Come live with me and be my love,
And we will all the pleasures prove
That Valleys, groves, hill, and fields,
Woods, or steepy mountain yields.
And we will sit upon the Rocks,
Seeing the Shepherds feed their flocks,
By shallow Rivers to whose falls
Melodious birds sing Madrigals.
And I will make thee beds of Roses
And a thousand fragrant posies,
A cap of flowers, and a kirtle
Embroidered all with leaves of Myrtle;
A gown made of the finest wool
Which from our pretty Lambs we pull;
Fair lined slippers for the cold,
With buckles of the purest gold;
A belt of straw and Ivy buds,
With Coral clasps and Amber studs:
And if these pleasures may thee move,
Come live with me, and be my love.
The Shepherds' Swains shall dance and sing
For they delight each May-morning:
If these delights thy mind may move,
Then live with me, and be my love.
After yesterday's E. E. Cummings, I was in the mood for a more traditional poem with pastoral imagery. There is not that much that is remarkable about this poem, if I am honest, but I find it to be lovely and direct.

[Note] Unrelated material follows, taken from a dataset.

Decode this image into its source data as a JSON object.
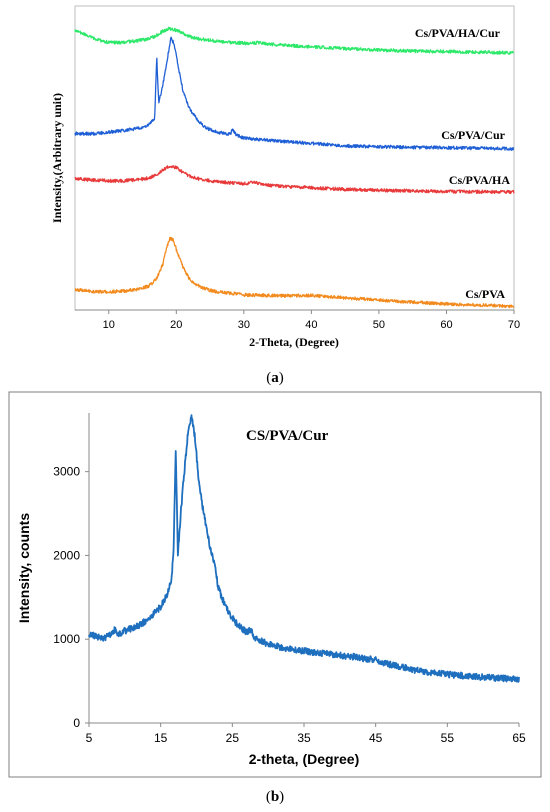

The imagery puts one in mind of a sleepy British countryside, sweeping plains, fields, sheep grazing lazily upon rolling hills, the air full of such birdsong as to be compared with madrigals.
A lover's profession of devotion to his lady, he promises the whole of Nature's bounty to her, a woolen gown earned of their hard work and adornments of beautiful leaves and flower buds. It is a picturesque fantasy of what their life together may be like. This rosy life is the one imagined by the speaker, of how wonderful things would be if his love would come live with him, and be his love. It's simple, direct, and romantic. Though it is an outdated mode, I think many readers even today will sigh with delight at the imagined prospect of a pastoral life with their live.